Siguieron gritos, tiros, sangre, muertos, el fin de todo, la leyenda.
Una versión dice que, al escuchar el disparo, Bernabé Demaría corrió, y que, cuando entró en la sala de visitas, Ocampo estaba en el suelo, todavía vivo, pero con un disparo en el corazón y otro en la boca. Otra versión asegura que fue Cristián Demaría quien corrió hacia el hombre perfectamente vivo, le arrebató el arma y disparó dos veces. Sea como fuere, Ocampo murió allí, se acordó que se había suicidado, y el expediente de la causa desapareció de los tribunales.
Felicitas Guerrero, en cambio, no murió enseguida, pero la herida, en el costado izquierdo -izquierdo- era fatal. La bala "se había desviado hacia la columna vertebral, comprometiendo la médula espinal y provocando la rotura de órganos vitales", asegura el historiador Enrique Puccia en su libro Historia de la calle Larga. Murió de madrugada entre dolores diseñados para osos. La velaron en la casa de la calle México, donde había nacido, asfixiada por velones y mantillas negras, y el 31 de enero la inhumaron en el cementerio de la Recoleta, en la bóveda de la familia Alzaga, junto al féretro del único hombre que quizá había conocido: Martín, su marido viejo.
El martes 30 de enero de 1872, la segunda página del diario La Nación titulaba: "Un hecho espantoso", y entre anuncios de parteras y obituarios reseñaba el desastre: el disparo, los gritos, Felicitas agónica y Ocampo muerto. Pero en el ejemplar microfilmado de esa fecha, que se conserva en el archivo del periódico, el artículo ha desaparecido, y en su lugar hay un hueco prolijo, recortado.
Lo demás se sabe: sin marido, descendencia ni testamento que indicara lo contrario, los padres heredaron a la hija y mandaron construir aquella iglesia con el fin de enterrar allí, alguna vez, su cuerpo. De estilo neorrománico con influencia alemana, la consagraron a Santa Felicitas, una santa que vio morir a sus siete hijos para después morir también. Tiene nave única con crucero y cúpula, vitrales franceses, arañas con caireles de cristal, un reloj inglés con carrillón, un órgano alemán y, apenas después de las puertas de entrada, dos moles de mármol beis: la figura de pie de Martín de Alzaga; la figura inclinada sobre un niño -Félix, el hijo muerto- de Felicitas Guerrero.
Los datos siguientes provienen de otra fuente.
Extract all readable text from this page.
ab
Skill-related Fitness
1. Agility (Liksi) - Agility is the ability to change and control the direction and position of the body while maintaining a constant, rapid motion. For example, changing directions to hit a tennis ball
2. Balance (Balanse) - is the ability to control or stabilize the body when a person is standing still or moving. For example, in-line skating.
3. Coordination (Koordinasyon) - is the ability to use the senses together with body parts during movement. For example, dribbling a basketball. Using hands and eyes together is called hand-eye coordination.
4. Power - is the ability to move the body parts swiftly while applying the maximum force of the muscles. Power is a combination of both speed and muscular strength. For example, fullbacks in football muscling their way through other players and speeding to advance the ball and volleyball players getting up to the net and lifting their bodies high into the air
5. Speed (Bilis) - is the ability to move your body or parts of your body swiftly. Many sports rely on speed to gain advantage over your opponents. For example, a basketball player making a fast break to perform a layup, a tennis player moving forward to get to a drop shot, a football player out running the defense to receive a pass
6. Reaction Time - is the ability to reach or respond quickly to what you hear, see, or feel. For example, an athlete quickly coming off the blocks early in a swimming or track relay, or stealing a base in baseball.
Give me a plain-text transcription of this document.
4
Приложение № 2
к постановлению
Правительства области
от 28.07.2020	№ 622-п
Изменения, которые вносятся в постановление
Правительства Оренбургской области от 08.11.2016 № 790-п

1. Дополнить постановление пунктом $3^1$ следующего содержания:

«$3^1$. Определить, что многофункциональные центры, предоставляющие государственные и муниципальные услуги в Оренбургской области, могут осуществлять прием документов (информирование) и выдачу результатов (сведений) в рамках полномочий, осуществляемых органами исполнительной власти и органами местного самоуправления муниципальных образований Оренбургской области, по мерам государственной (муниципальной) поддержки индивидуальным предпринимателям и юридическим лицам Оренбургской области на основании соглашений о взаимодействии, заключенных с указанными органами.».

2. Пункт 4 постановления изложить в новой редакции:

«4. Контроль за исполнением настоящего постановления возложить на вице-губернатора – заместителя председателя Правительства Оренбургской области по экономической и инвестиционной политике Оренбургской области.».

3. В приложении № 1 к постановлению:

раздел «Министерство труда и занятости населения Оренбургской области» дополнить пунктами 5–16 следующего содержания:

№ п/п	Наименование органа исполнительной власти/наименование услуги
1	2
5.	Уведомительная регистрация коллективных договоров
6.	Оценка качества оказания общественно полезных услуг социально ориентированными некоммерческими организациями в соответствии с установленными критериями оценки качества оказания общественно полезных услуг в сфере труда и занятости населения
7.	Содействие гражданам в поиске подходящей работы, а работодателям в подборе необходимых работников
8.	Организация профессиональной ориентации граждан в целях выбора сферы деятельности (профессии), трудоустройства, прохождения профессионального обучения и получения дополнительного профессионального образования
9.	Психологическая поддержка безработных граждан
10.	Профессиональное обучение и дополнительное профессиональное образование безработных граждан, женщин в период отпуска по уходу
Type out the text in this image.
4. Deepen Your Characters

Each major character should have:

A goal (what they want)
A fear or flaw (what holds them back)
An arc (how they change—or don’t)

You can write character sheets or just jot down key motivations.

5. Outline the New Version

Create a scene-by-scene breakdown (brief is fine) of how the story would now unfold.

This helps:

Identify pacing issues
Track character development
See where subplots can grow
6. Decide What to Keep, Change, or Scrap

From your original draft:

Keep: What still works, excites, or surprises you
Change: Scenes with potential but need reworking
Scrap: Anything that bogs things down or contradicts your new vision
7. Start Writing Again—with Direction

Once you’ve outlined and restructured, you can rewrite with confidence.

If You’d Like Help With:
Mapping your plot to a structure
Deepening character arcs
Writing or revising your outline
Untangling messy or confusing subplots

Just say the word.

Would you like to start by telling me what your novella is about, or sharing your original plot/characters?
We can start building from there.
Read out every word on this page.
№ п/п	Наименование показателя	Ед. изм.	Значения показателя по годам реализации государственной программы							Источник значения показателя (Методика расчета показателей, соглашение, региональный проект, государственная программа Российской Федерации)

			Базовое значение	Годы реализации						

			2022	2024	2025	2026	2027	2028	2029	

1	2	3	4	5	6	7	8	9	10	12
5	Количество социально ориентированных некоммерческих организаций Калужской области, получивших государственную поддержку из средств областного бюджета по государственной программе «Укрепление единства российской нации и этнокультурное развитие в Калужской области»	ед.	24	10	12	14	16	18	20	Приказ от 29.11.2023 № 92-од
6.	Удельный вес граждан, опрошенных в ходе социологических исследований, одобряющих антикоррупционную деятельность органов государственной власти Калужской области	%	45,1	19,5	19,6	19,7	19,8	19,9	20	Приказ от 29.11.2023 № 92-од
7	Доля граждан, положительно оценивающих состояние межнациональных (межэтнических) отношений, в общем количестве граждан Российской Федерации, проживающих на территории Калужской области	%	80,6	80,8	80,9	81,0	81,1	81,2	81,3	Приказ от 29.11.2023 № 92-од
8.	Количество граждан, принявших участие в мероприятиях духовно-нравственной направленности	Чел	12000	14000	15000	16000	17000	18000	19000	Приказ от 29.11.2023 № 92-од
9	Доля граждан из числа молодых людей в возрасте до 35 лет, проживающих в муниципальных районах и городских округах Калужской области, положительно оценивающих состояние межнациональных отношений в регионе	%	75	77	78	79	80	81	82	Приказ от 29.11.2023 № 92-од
Don Carlos Guerrero murió en 1896; su mujer, diez años más tarde, y nunca tuvieron permiso oficial para llevar a Barracas el cuerpo de su hija. La casa fue vendida, derribada, y la iglesia, donada al municipio.
Lejos de allí, en el cementerio de la Recoleta, la necrópolis más elegante de Buenos Aires, cuando los guías de turismo se detienen frente a la bóveda de los Alzaga cuentan esta historia y dicen que el cadáver de Felicitas llegó hasta ahí en un ataúd suntuoso el 31 de enero de 1872.
Pero hay quienes creen que ese ataúd está vacío.
Que el cuerpo no está -que nunca estuvo- allí, sino en un barrio antiguo, bajo la tierra, en una iglesia que los gatos cuidan.